On Tuesday, Customs and Border Protection officials announced that families and unaccompanied children make up more than 60% of apprehensions along the southern border. They're predominantly from Guatemala, Honduras and El Salvador. More than 76,000 people were apprehended or deemed inadmissible at a port of entry in February.
This, combined with an influx of groups of over 100 people illegally crossing the border, has presented a unique challenge to CBP. In previous years, the agency dealt primarily with single adults from Mexico who could be quickly returned. But because most crossings now are family members from the so-called Northern Triangle countries, the US does not have the infrastructure to accommodate the influx.
As a result, DHS, along with the President, has dubbed the situation along the southern border a national security and humanitarian crisis. Immigration advocates, for their part, have pushed back on it being a national security crisis.
The administration thus far has relied on deterrence to stem the flow of migrants, through policies like "zero tolerance" and the so-called Migrant Protection Protocols, informally known as "Remain in Mexico."
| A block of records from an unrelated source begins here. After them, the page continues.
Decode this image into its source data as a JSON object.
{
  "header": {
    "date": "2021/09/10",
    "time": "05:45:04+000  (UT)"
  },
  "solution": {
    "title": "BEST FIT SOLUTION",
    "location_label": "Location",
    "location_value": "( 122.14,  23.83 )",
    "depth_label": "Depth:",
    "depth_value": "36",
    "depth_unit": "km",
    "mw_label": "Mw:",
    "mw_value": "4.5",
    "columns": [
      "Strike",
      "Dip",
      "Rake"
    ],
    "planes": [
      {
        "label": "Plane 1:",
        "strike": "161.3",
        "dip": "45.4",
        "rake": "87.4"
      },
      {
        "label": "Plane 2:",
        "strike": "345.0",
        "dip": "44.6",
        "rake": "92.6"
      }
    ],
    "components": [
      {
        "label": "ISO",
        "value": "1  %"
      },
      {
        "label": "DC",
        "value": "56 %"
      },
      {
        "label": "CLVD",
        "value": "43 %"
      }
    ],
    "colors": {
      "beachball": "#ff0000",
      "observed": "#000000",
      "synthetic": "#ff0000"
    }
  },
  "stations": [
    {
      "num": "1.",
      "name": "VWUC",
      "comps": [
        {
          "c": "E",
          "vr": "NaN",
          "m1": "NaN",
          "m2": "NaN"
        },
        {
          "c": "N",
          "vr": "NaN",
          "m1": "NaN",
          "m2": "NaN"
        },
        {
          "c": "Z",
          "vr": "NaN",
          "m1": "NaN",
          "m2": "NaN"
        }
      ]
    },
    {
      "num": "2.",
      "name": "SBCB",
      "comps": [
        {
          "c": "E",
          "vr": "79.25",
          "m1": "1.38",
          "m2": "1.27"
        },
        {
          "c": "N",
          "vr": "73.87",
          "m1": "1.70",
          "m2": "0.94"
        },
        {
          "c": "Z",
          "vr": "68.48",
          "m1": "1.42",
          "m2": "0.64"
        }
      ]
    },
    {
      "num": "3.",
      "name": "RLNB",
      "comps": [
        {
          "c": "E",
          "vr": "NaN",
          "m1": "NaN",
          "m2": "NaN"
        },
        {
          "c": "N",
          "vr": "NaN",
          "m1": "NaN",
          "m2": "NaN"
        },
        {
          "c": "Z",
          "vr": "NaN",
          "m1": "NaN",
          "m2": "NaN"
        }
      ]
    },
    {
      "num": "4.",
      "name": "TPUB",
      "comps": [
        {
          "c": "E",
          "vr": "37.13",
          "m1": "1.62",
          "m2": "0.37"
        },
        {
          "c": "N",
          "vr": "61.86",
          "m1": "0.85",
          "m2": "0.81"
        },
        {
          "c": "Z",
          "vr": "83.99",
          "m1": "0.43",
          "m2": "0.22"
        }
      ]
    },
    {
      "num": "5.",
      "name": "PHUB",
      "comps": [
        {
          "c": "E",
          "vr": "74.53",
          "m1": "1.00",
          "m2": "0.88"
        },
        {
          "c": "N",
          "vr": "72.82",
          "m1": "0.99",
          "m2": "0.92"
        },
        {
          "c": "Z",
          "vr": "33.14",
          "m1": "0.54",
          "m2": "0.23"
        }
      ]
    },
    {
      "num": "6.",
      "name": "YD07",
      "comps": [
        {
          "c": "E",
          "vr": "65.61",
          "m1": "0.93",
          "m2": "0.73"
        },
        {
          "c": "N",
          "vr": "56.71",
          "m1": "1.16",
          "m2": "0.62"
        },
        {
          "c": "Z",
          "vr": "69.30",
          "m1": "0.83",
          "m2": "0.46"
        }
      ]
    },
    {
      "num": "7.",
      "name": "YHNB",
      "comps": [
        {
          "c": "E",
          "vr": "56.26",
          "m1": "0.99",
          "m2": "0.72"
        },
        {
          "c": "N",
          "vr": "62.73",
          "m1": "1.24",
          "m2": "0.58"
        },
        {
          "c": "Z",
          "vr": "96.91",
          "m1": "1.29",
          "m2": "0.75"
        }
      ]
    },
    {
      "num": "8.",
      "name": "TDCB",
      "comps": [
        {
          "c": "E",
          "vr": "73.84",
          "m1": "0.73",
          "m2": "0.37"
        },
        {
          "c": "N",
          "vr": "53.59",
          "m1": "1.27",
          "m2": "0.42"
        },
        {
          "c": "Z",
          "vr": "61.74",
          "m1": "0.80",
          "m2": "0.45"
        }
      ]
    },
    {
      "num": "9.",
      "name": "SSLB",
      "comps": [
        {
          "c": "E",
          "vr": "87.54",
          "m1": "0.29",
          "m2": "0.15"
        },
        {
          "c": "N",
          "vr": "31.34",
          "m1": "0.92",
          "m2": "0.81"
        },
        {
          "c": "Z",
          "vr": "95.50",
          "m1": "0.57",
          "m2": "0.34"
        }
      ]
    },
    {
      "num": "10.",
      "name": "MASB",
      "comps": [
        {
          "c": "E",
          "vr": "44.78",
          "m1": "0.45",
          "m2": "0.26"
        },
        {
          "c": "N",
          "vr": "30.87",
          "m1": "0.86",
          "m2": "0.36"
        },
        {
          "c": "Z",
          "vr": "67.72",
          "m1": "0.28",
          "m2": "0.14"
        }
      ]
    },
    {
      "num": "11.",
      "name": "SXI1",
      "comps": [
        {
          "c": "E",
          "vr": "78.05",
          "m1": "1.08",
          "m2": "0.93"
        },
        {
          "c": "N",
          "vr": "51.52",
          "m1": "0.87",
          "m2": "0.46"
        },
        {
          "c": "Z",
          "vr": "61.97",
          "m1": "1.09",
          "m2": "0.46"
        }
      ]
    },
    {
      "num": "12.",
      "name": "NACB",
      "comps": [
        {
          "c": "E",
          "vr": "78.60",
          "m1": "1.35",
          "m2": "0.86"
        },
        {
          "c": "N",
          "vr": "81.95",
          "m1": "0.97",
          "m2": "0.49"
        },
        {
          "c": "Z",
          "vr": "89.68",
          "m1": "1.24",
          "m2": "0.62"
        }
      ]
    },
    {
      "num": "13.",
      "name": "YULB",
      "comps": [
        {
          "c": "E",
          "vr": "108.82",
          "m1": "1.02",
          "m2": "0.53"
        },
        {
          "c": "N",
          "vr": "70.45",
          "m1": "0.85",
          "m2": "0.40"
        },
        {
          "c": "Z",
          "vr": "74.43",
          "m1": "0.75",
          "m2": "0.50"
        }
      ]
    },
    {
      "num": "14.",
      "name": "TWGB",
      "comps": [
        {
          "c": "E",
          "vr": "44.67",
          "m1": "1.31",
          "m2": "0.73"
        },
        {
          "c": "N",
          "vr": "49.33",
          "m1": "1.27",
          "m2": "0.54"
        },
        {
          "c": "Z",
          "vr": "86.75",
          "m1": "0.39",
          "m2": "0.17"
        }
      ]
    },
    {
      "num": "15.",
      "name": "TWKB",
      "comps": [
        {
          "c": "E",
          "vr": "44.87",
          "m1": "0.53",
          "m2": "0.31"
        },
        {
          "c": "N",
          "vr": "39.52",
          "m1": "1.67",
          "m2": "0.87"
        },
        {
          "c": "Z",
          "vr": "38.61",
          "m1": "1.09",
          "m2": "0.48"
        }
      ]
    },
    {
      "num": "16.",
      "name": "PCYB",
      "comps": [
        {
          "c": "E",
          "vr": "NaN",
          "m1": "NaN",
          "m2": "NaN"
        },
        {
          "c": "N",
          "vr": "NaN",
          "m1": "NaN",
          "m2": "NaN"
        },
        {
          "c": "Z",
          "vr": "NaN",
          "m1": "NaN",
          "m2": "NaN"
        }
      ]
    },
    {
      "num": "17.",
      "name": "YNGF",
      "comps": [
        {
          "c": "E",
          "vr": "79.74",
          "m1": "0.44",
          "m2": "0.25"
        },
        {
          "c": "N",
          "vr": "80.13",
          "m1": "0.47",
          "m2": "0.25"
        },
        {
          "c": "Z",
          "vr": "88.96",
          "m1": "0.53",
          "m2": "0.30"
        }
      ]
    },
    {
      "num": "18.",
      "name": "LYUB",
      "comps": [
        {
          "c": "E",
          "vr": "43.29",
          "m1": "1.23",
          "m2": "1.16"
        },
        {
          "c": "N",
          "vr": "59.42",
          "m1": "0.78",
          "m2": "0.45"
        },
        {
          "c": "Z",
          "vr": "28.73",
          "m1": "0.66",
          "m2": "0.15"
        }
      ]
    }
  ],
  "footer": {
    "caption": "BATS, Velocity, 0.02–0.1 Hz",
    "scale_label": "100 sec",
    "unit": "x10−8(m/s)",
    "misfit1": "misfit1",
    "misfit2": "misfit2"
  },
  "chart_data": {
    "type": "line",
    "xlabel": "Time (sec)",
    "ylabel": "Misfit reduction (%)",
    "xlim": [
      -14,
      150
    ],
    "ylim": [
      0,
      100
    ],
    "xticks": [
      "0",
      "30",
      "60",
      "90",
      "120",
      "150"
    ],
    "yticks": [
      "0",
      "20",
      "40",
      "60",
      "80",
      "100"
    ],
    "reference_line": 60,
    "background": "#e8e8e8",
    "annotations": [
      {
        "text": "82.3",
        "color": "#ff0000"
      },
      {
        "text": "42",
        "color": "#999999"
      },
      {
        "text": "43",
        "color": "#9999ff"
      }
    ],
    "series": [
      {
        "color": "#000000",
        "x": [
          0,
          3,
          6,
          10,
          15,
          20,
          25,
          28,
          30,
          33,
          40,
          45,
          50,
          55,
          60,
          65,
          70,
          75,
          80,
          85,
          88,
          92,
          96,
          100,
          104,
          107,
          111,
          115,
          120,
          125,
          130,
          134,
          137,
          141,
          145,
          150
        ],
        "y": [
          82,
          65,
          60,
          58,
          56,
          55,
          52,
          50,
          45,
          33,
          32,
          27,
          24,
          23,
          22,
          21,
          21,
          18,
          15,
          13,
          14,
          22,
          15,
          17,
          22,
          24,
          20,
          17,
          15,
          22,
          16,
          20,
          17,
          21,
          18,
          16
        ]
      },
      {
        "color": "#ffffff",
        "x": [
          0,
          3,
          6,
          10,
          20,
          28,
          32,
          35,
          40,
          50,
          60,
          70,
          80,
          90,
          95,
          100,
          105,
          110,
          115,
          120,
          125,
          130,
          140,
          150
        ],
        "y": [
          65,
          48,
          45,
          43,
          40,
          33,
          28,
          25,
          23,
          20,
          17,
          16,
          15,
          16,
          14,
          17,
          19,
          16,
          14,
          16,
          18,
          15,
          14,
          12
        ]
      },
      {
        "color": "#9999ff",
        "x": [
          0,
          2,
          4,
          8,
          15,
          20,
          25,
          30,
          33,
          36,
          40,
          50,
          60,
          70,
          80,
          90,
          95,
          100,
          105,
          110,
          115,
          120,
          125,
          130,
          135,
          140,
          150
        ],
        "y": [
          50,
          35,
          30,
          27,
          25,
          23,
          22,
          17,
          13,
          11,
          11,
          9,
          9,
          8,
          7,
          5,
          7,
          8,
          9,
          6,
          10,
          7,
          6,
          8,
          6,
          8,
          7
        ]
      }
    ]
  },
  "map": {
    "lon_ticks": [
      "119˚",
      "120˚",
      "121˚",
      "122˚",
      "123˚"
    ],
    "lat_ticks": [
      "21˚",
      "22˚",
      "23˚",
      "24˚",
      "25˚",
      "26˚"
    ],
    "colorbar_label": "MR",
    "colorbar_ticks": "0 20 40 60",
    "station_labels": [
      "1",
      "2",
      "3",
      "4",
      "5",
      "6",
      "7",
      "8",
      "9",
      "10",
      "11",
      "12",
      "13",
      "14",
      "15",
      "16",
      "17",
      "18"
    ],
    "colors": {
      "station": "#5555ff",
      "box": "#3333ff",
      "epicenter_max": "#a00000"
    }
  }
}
The US began to implement the policy, which requires some asylum seekers to await their immigration court hearings in Mexico, at the San Ysidro border crossing and plans to expand it to other locations along the border. A coalition of immigrant advocacy groups has asked a federal judge for a restraining order that would block the program.
Similarly, the latest revelations about the administration's "zero tolerance" policy that led to family separation will lend themselves to some testy exchanges. Government reports have painted a picture of chaos and confusion since the policy ended last year. In January, a Health and Human Services Department inspector general report that found thousands more children had been separated than previously acknowledged.
This story is breaking and will be updated.